In present times there remains a legend related to the area surrounding Abhartach's grave where strange and disturbing phenomena are said to occur. Local people never refer to Abhartach by name, instead preferring to call this place simply "Dracula´s grave" and they certainly never get close to it, even by day and absolutely never at night!
In recent years the owner of the land where the grave is situated decided that it was about time he attempted to get rid of the massive stones which cover Abhartach's tomb and the hawthorn tree nearby in order to use the whole field for other purposes. A group of men gathered around the grave to start the job of moving the boulders and they also brought a power saw to cut the hawthorn tree down but the usually reliable tree-cutter mysteriously stopped working and refused to start again. So they brought a second power saw, but exactly the same thing happened. It may have been over 2 thousand years since Abhartach had been incarcerated here but these big men began to feel a little uneasy.

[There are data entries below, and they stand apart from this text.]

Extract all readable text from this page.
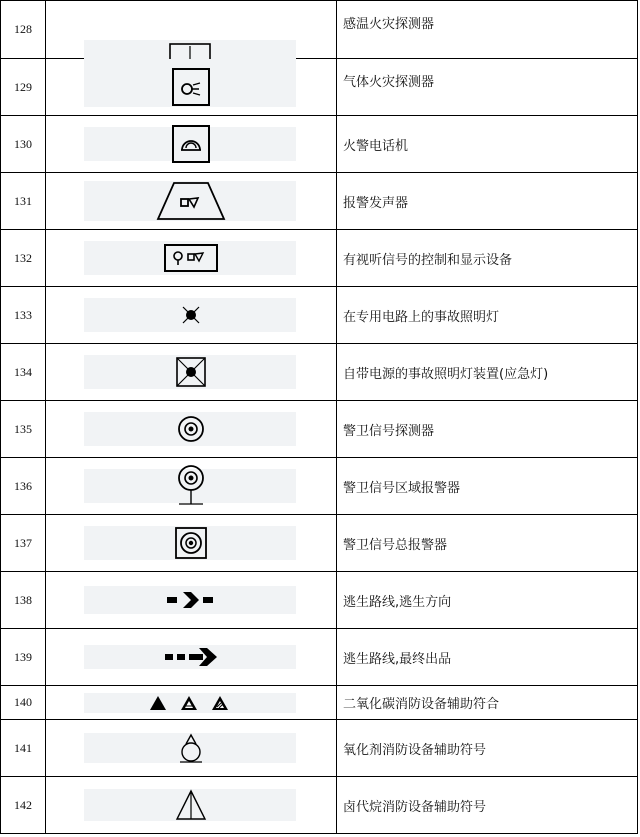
128		感温火灾探测器
129		气体火灾探测器
130		火警电话机
131		报警发声器
132		有视听信号的控制和显示设备
133		在专用电路上的事故照明灯
134		自带电源的事故照明灯装置(应急灯)
135		警卫信号探测器
136		警卫信号区域报警器
137		警卫信号总报警器
138		逃生路线,逃生方向
139		逃生路线,最终出品
140		二氧化碳消防设备辅助符合
141		氧化剂消防设备辅助符号
142		卤代烷消防设备辅助符号
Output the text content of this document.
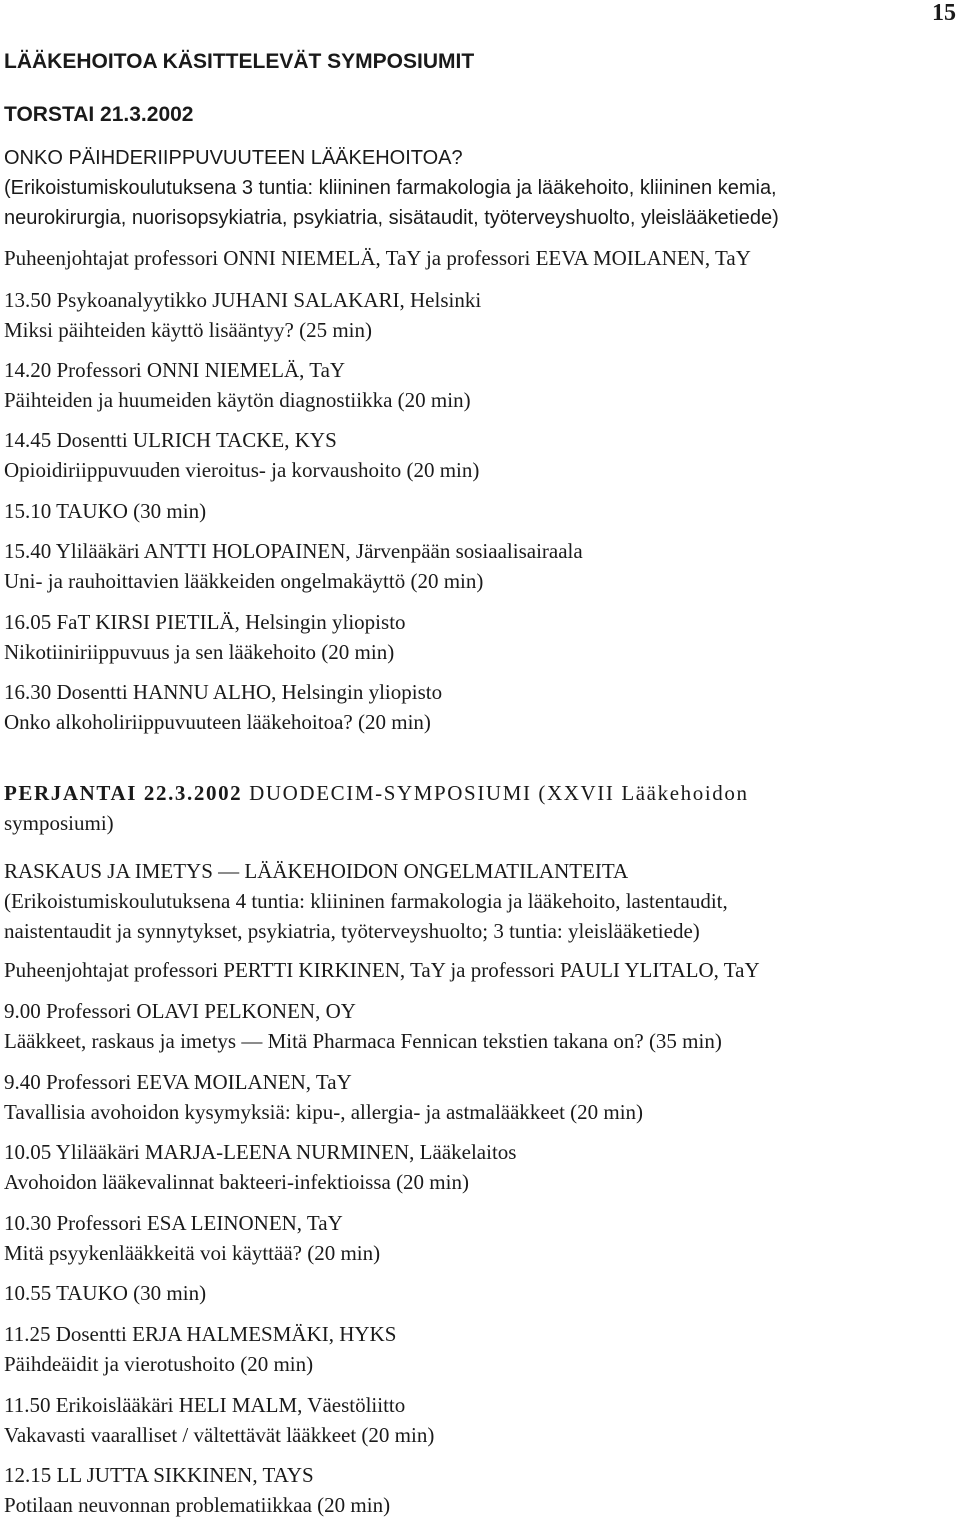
15
LÄÄKEHOITOA KÄSITTELEVÄT SYMPOSIUMIT
TORSTAI 21.3.2002
ONKO PÄIHDERIIPPUVUUTEEN LÄÄKEHOITOA?
(Erikoistumiskoulutuksena 3 tuntia: kliininen farmakologia ja lääkehoito, kliininen kemia,
neurokirurgia, nuorisopsykiatria, psykiatria, sisätaudit, työterveyshuolto, yleislääketiede)
Puheenjohtajat professori ONNI NIEMELÄ, TaY ja professori EEVA MOILANEN, TaY
13.50 Psykoanalyytikko JUHANI SALAKARI, Helsinki
Miksi päihteiden käyttö lisääntyy? (25 min)
14.20 Professori ONNI NIEMELÄ, TaY
Päihteiden ja huumeiden käytön diagnostiikka (20 min)
14.45 Dosentti ULRICH TACKE, KYS
Opioidiriippuvuuden vieroitus- ja korvaushoito (20 min)
15.10 TAUKO (30 min)
15.40 Ylilääkäri ANTTI HOLOPAINEN, Järvenpään sosiaalisairaala
Uni- ja rauhoittavien lääkkeiden ongelmakäyttö (20 min)
16.05 FaT KIRSI PIETILÄ, Helsingin yliopisto
Nikotiiniriippuvuus ja sen lääkehoito (20 min)
16.30 Dosentti HANNU ALHO, Helsingin yliopisto
Onko alkoholiriippuvuuteen lääkehoitoa? (20 min)
PERJANTAI 22.3.2002 DUODECIM-SYMPOSIUMI (XXVII Lääkehoidon
symposiumi)
RASKAUS JA IMETYS — LÄÄKEHOIDON ONGELMATILANTEITA
(Erikoistumiskoulutuksena 4 tuntia: kliininen farmakologia ja lääkehoito, lastentaudit,
naistentaudit ja synnytykset, psykiatria, työterveyshuolto; 3 tuntia: yleislääketiede)
Puheenjohtajat professori PERTTI KIRKINEN, TaY ja professori PAULI YLITALO, TaY
9.00 Professori OLAVI PELKONEN, OY
Lääkkeet, raskaus ja imetys — Mitä Pharmaca Fennican tekstien takana on? (35 min)
9.40 Professori EEVA MOILANEN, TaY
Tavallisia avohoidon kysymyksiä: kipu-, allergia- ja astmalääkkeet (20 min)
10.05 Ylilääkäri MARJA-LEENA NURMINEN, Lääkelaitos
Avohoidon lääkevalinnat bakteeri-infektioissa (20 min)
10.30 Professori ESA LEINONEN, TaY
Mitä psyykenlääkkeitä voi käyttää? (20 min)
10.55 TAUKO (30 min)
11.25 Dosentti ERJA HALMESMÄKI, HYKS
Päihdeäidit ja vierotushoito (20 min)
11.50 Erikoislääkäri HELI MALM, Väestöliitto
Vakavasti vaaralliset / vältettävät lääkkeet (20 min)
12.15 LL JUTTA SIKKINEN, TAYS
Potilaan neuvonnan problematiikkaa (20 min)
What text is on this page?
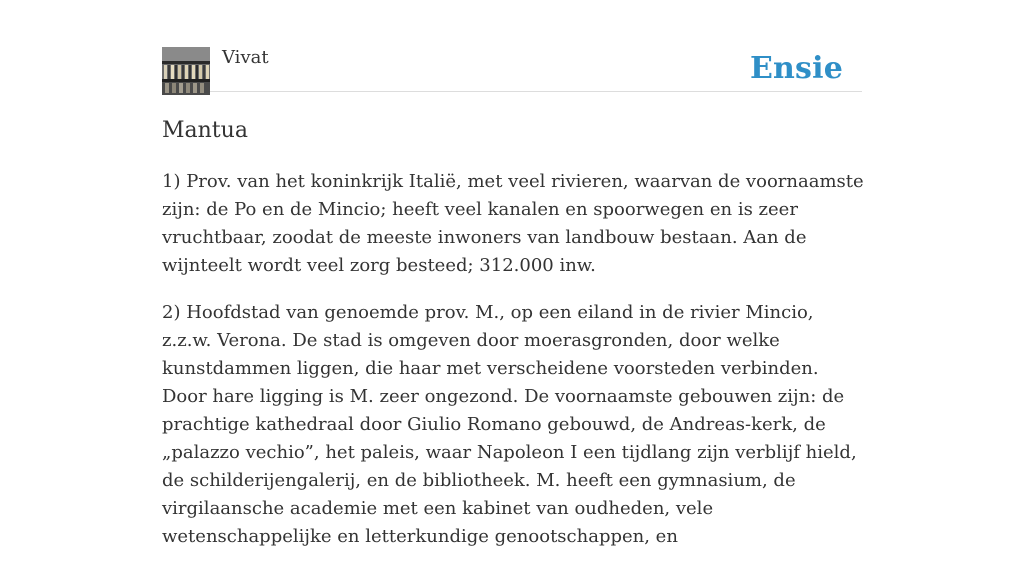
Vivat	Ensie
Mantua

1) Prov. van het koninkrijk Italië, met veel rivieren, waarvan de voornaamste zijn: de Po en de Mincio; heeft veel kanalen en spoorwegen en is zeer vruchtbaar, zoodat de meeste inwoners van landbouw bestaan. Aan de wijnteelt wordt veel zorg besteed; 312.000 inw.

2) Hoofdstad van genoemde prov. M., op een eiland in de rivier Mincio, z.z.w. Verona. De stad is omgeven door moerasgronden, door welke kunstdammen liggen, die haar met verscheidene voorsteden verbinden. Door hare ligging is M. zeer ongezond. De voornaamste gebouwen zijn: de prachtige kathedraal door Giulio Romano gebouwd, de Andreas-kerk, de „palazzo vechio”, het paleis, waar Napoleon I een tijdlang zijn verblijf hield, de schilderijengalerij, en de bibliotheek. M. heeft een gymnasium, de virgilaansche academie met een kabinet van oudheden, vele wetenschappelijke en letterkundige genootschappen, en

Forgetting about trying to tackle the hawthorn tree the men then brought a tractor and chains in an attempt to remove the massive grave slabs, but the tractor reacted by not responding to its driver and out of control it drove on its own to the other side of the field mowing over the top of the electric saws on his way. The spooked workers eventually took control of the runaway vehicle but once they did so they decided to hastily leave the area to Abhartach the way it was and the owner of the land wisely decided to leave the grave and the hawthorn alone ever since. Abhartach's grave has no headstone with writing on it marking his resting place, just an unremarkable hawthorn tree and some large ancient rocks covering the place where he lies, but the local people of Slaghtaverty don't need a reminder of the vampire's whereabouts, he's there, and that's all they need to know!